Advocates thrive in fast-moving industries with a strong sense of what’s fashionable, such as apparel, media and advertising. Their focus is on keeping the brand relevant, crafting the right identity, predicting the future and creating buzz, as well as generating sales. They must feel the pulse of the market and stay a step ahead — which requires speed and agility.
Advocates are good at delivering immediately usable innovation and sensing where customers wish to go next, but their obsession with novelty can lead them to pursue too many directions at once. They are best when partnered with a strategist who can channel their insights into a long-term course of action.
Motivators work to unleash employees’ (and sometimes customers’) creative spirit. That often involves getting the people and the culture focused on vision and imagination while reducing bureaucracy, complexity and risk aversion. Motivators can come from many backgrounds, but are distinguished by their fascination with narrative, people and talent. They define innovation as “unlocking the ideas of others.”
Motivators are not generally located in a specific industry. They tend to be found in organizations that are trying to reinvent themselves. Motivators can skillfully shake up the organization by creating an inviting space for others to innovate within: putting in place the right incentives, organizational designs and capabilities, and protecting the mavericks while encouraging the quiet voices to contribute.

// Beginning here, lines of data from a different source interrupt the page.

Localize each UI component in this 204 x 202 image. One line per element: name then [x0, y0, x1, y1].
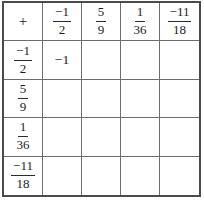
fraction: 1 36: [17, 120, 30, 153]
numerator: 5: [18, 82, 29, 99]
row-header-1: 5 9: [4, 80, 43, 118]
answer-cell-r0c0[interactable]: −1: [43, 41, 82, 79]
row-header-3: −11 18: [4, 157, 43, 195]
numerator: −1: [53, 5, 71, 22]
answer-cell-r2c0[interactable]: [43, 118, 82, 156]
denominator: 9: [98, 22, 105, 38]
denominator: 36: [134, 22, 147, 38]
numerator: −11: [168, 5, 192, 22]
denominator: 2: [20, 61, 27, 77]
numerator: −1: [14, 44, 32, 61]
answer-cell-r2c1[interactable]: [82, 118, 121, 156]
answer-cell-r3c2[interactable]: [121, 157, 160, 195]
row-header-0: −1 2: [4, 41, 43, 79]
answer-cell-r0c3[interactable]: [160, 41, 199, 79]
denominator: 36: [17, 137, 30, 153]
answer-cell-r1c1[interactable]: [82, 80, 121, 118]
answer-cell-r2c3[interactable]: [160, 118, 199, 156]
col-header-2: 1 36: [121, 3, 160, 41]
operator-cell: +: [4, 3, 43, 41]
answer-cell-r1c3[interactable]: [160, 80, 199, 118]
row-header-2: 1 36: [4, 118, 43, 156]
numerator: 1: [135, 5, 146, 22]
fraction: −1 2: [53, 5, 71, 38]
col-header-3: −11 18: [160, 3, 199, 41]
fraction: 1 36: [134, 5, 147, 38]
answer-cell-r1c0[interactable]: [43, 80, 82, 118]
fraction-addition-table: + −1 2 5 9 1 36 −11 18 −1 2 −1: [2, 1, 201, 197]
fraction: −11 18: [168, 5, 192, 38]
answer-cell-r0c1[interactable]: [82, 41, 121, 79]
numerator: 1: [18, 120, 29, 137]
answer-cell-r3c3[interactable]: [160, 157, 199, 195]
denominator: 9: [20, 99, 27, 115]
fraction: 5 9: [96, 5, 107, 38]
numerator: 5: [96, 5, 107, 22]
fraction: 5 9: [18, 82, 29, 115]
fraction: −1 2: [14, 44, 32, 77]
answer-cell-r3c0[interactable]: [43, 157, 82, 195]
col-header-0: −1 2: [43, 3, 82, 41]
answer-cell-r3c1[interactable]: [82, 157, 121, 195]
answer-cell-r2c2[interactable]: [121, 118, 160, 156]
answer-value: −1: [55, 53, 69, 67]
fraction: −11 18: [11, 159, 35, 192]
answer-cell-r0c2[interactable]: [121, 41, 160, 79]
denominator: 18: [173, 22, 186, 38]
denominator: 18: [16, 176, 29, 192]
numerator: −11: [11, 159, 35, 176]
col-header-1: 5 9: [82, 3, 121, 41]
plus-operator: +: [19, 14, 27, 29]
answer-cell-r1c2[interactable]: [121, 80, 160, 118]
denominator: 2: [59, 22, 66, 38]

Bringing about cultural change is difficult, especially if your title isn’t CEO. Motivators often face this task without an explicit mandate or even resources, so the support of the CEO and the board is critical for them.
Organizers believe that processes rule. Identifiable by their adherence to a methodology for “getting things done” and their spotless desks, they focus on the key performance indicators, metrics and stage gates. They’re often more passionate about doing things properly than about innovation itself. Indeed, they define innovation as “a clear process for coming up with new ideas.”
Organizers are particularly attracted to professional services, academia and government, fields with many knowledge workers. They can be valuable in companies where innovation efforts require wide employee participation. Assuming there are fresh ideas to run through their processes, organizers create momentum, galvanize support and deftly navigate politics to help innovations go from idea to reality.
Organizers are usually effective, but can also lose sight of the big picture. They need partners who understand customers to help them focus on the right issues, and motivators to help them see when risk taking should prevail.
By being clear about the kind of innovation your organization needs the most, finding the right candidate and creating the right habitat, you will set your CINO up for success.
Darko Lovric is a principal at Incandescent and Kates Kesler. Greig Schneider is a partner at Egon Zehnder.
c.2019 Harvard Business School Publishing Corp.